Münster (epd). Der Kirchenrechtler Thomas Schüller findet den Aufruf der deutschen katholischen Bischöfe bedenklich, die AfD nicht zu wählen. Es sei sinnvoller, anstatt bestimmter Parteien ein konkretes Verhalten als unvereinbar mit dem Glauben zu benennen, etwa Rassismus, Antisemitismus oder Frauenfeindlichkeit, sagte der Theologieprofessor an der Universität Münster am Freitag dem Evangelischen Pressedienst (epd).
„Es gibt viele konservative katholische Christinnen und Christen, die lange in der CDU und CSU heimisch waren, und sich nun von den Punkten zu klassischer Familie oder zu Abtreibung im AfD-Programm angezogen fühlen“, erklärte Schüller.
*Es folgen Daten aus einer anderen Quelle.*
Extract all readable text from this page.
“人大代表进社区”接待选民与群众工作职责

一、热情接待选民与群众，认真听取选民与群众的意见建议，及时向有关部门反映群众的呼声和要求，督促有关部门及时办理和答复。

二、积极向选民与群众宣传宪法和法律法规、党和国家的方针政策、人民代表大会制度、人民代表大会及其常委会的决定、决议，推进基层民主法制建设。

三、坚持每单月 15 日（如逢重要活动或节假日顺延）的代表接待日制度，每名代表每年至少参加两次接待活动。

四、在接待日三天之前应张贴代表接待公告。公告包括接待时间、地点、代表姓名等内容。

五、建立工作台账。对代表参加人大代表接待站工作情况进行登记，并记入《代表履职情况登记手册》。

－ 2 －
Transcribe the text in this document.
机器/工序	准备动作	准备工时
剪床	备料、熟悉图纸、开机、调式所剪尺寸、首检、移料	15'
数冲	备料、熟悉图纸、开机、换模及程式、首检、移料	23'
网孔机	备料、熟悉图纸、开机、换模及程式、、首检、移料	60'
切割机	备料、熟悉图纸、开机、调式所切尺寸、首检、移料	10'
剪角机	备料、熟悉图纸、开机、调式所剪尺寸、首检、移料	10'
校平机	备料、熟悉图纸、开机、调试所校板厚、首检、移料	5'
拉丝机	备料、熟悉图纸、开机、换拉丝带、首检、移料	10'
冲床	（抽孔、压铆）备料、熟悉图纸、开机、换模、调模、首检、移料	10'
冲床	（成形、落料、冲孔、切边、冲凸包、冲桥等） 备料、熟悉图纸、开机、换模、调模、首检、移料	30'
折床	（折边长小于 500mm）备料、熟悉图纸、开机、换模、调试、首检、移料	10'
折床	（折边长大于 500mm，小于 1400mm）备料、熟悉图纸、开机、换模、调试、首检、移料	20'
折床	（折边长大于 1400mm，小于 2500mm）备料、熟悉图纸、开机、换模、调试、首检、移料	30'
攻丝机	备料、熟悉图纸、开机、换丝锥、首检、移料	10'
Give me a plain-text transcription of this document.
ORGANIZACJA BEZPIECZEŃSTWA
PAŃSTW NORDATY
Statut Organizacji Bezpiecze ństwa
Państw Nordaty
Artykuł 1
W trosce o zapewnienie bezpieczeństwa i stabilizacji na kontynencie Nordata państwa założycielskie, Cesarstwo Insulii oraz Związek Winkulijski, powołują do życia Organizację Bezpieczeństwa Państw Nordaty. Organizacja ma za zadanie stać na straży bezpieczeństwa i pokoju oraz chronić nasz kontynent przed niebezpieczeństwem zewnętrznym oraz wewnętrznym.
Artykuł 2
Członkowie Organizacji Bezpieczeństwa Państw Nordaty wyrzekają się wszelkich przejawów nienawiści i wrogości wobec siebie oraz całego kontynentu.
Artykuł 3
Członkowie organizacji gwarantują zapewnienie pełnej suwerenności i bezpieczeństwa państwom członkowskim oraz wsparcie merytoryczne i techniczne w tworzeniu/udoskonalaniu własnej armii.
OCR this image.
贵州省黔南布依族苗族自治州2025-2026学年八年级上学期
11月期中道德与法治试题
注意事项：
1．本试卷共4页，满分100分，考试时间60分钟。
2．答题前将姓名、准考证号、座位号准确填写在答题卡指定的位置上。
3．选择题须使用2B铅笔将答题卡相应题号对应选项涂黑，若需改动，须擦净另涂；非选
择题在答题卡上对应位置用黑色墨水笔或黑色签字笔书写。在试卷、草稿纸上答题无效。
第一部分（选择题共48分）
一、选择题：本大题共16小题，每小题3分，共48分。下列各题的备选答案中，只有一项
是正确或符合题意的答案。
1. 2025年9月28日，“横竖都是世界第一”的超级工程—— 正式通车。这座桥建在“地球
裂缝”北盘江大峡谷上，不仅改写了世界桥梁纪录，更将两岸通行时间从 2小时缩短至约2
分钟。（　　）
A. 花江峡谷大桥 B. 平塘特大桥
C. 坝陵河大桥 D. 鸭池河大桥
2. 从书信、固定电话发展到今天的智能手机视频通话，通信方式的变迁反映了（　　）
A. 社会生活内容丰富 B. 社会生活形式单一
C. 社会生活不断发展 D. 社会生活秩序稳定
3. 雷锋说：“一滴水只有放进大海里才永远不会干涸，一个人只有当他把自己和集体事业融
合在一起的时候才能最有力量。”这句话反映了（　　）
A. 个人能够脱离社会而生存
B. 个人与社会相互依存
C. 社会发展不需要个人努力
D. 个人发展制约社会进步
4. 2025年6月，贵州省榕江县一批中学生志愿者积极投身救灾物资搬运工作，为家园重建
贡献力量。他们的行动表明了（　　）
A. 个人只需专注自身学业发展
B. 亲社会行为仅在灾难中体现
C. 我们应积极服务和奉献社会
Er erwarte daher eine innerkatholische Auseinandersetzung über die Empfehlung der Deutschen Bischofskonferenz (DBK) und über den Umgang mit der AfD.
Am Donnerstag hatte die DBK erklärt, die AfD sei für Christen nicht wählbar. Wer Parteien wähle, die mindestens in Teilen vom Verfassungsschutz als erwiesen rechtsextremistisch eingeschätzt würden, der stelle sich gegen die Grundwerte des menschlichen Zusammenlebens und der Demokratie in Deutschland, erklärten die Bischöfe. Schüller sagte, offensichtlich habe die DBK gemeint, angesichts der weit fortgeschrittenen Radikalisierung der AfD nicht mehr schweigen zu können.
Die Frage sei, ob die Erklärung der Bischöfe für die AfD eine Opferrolle schaffe, „was diese Partei ja perfekt beherrscht“, sagte der katholische Theologe, oder ob sie ein Anlass zum Nachdenken sei für Menschen, die zur Wahl dieser Partei neigten. Um ein Nachdenken zu erreichen, solle die DBK eher klarmachen, welche Einstellungen und Menschenbilder mit dem Katholizismus nicht vereinbar seien.
Hingegen könne die Kirche durchaus verfügen, dass Menschen mit bestimmten Positionen nicht in katholischen Gremien oder Vereinen vertreten sein dürften. „Es ist ja niemand gezwungen, jeden aufzunehmen“, sagte Schüller. Auch solche Unvereinbarkeitserklärungen sollten aber nicht an Parteimitgliedschaften festgemacht sein, sondern an konkretem rassistischem oder antisemitischem Verhalten.
Schüller sagte, er erwarte nun ein Nachziehen der Evangelischen Kirche in Deutschland (EKD): „Realpolitisch ist die EKD ja jetzt unter Zugzwang.“ Er empfehle den protestantischen Kirchen jedoch, lieber die Gefahr einer Radikalisierung zu benennen und die eigenen Grenzen deutlich zu machen, als vor einer bestimmten Partei zu warnen.